Highlights include baritone extraordinaire, Jack Burrows, singing Selections from Songs of Travel by Ralph Vaughan Williams and arias by Mozart and Donizetti.
Cyrus Yan, one of our junior winners, will perform the Allegretto from Beethoven’s Piano Sonata Op.31, no. 2 (The Tempest).
There have been three absolute greatest child prodigy composers in history. We all know about Mozart, the 20th century gave us Korngold, the composer of Robin Hood, and the 19th century gave us Felix Mendelssohn. Mendelssohn was the luckiest, in that he was born into a wealthy family that adored music. At the age of 12, his parents hired a chamber orchestra for young Felix to conduct and try out his early symphonies. Later, he founded the famous Leipzig Gewandhaus Orchestra. Clarence Yan will perform Mendelssohn’s Lost Illusions Op.67, No.2.
The ultimate romantic pianist was certainly Frédéric Chopin.
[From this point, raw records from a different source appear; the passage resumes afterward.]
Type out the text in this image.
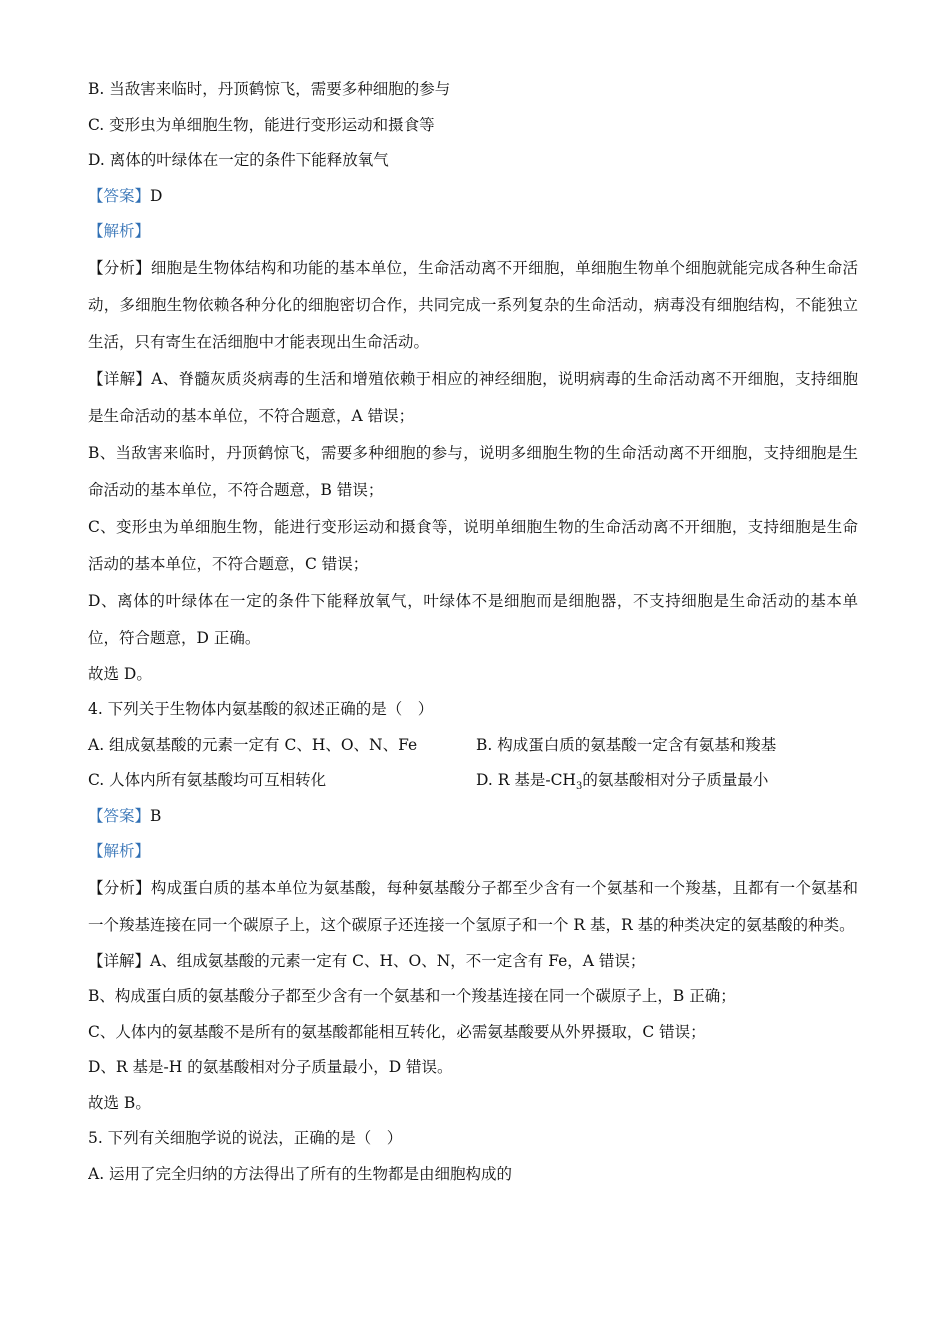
B. 当敌害来临时，丹顶鹤惊飞，需要多种细胞的参与
C. 变形虫为单细胞生物，能进行变形运动和摄食等
D. 离体的叶绿体在一定的条件下能释放氧气
【答案】D
【解析】
【分析】细胞是生物体结构和功能的基本单位，生命活动离不开细胞，单细胞生物单个细胞就能完成各种生命活动，多细胞生物依赖各种分化的细胞密切合作，共同完成一系列复杂的生命活动，病毒没有细胞结构，不能独立生活，只有寄生在活细胞中才能表现出生命活动。
【详解】A、脊髓灰质炎病毒的生活和增殖依赖于相应的神经细胞，说明病毒的生命活动离不开细胞，支持细胞是生命活动的基本单位，不符合题意，A 错误；
B、当敌害来临时，丹顶鹤惊飞，需要多种细胞的参与，说明多细胞生物的生命活动离不开细胞，支持细胞是生命活动的基本单位，不符合题意，B 错误；
C、变形虫为单细胞生物，能进行变形运动和摄食等，说明单细胞生物的生命活动离不开细胞，支持细胞是生命活动的基本单位，不符合题意，C 错误；
D、离体的叶绿体在一定的条件下能释放氧气，叶绿体不是细胞而是细胞器，不支持细胞是生命活动的基本单位，符合题意，D 正确。
故选 D。
4. 下列关于生物体内氨基酸的叙述正确的是（　）
A. 组成氨基酸的元素一定有 C、H、O、N、Fe	B. 构成蛋白质的氨基酸一定含有氨基和羧基
C. 人体内所有氨基酸均可互相转化	D. R 基是$-CH_3$的氨基酸相对分子质量最小
【答案】B
【解析】
【分析】构成蛋白质的基本单位为氨基酸，每种氨基酸分子都至少含有一个氨基和一个羧基，且都有一个氨基和一个羧基连接在同一个碳原子上，这个碳原子还连接一个氢原子和一个 R 基，R 基的种类决定的氨基酸的种类。
【详解】A、组成氨基酸的元素一定有 C、H、O、N，不一定含有 Fe，A 错误；
B、构成蛋白质的氨基酸分子都至少含有一个氨基和一个羧基连接在同一个碳原子上，B 正确；
C、人体内的氨基酸不是所有的氨基酸都能相互转化，必需氨基酸要从外界摄取，C 错误；
D、R 基是-H 的氨基酸相对分子质量最小，D 错误。
故选 B。
5. 下列有关细胞学说的说法，正确的是（　）
A. 运用了完全归纳的方法得出了所有的生物都是由细胞构成的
We will enjoy his soulful and exquisite Ballade No. 2 in F major, Op. 38, played by last year’s winner, Damaris Harvey.
The 19th century saw the rise of travelling virtuosi and the great rivalry between them. Nicolo Paganini wrote beastly difficult violin works, and a somewhat younger pianist, Franz Liszt, came along and essentially said, “Anything you can do, I can do better.” He proceeded to compose beastly difficult piano works. Ms. Harvey will also tackle the Transcendental Etude No. 2 by Franz Liszt.
Violinist Arlea Forbes-Prater will bring us one of the most beautiful and beloved pieces in all the romantic literature, the Max Bruch Violin Concerto in G Minor.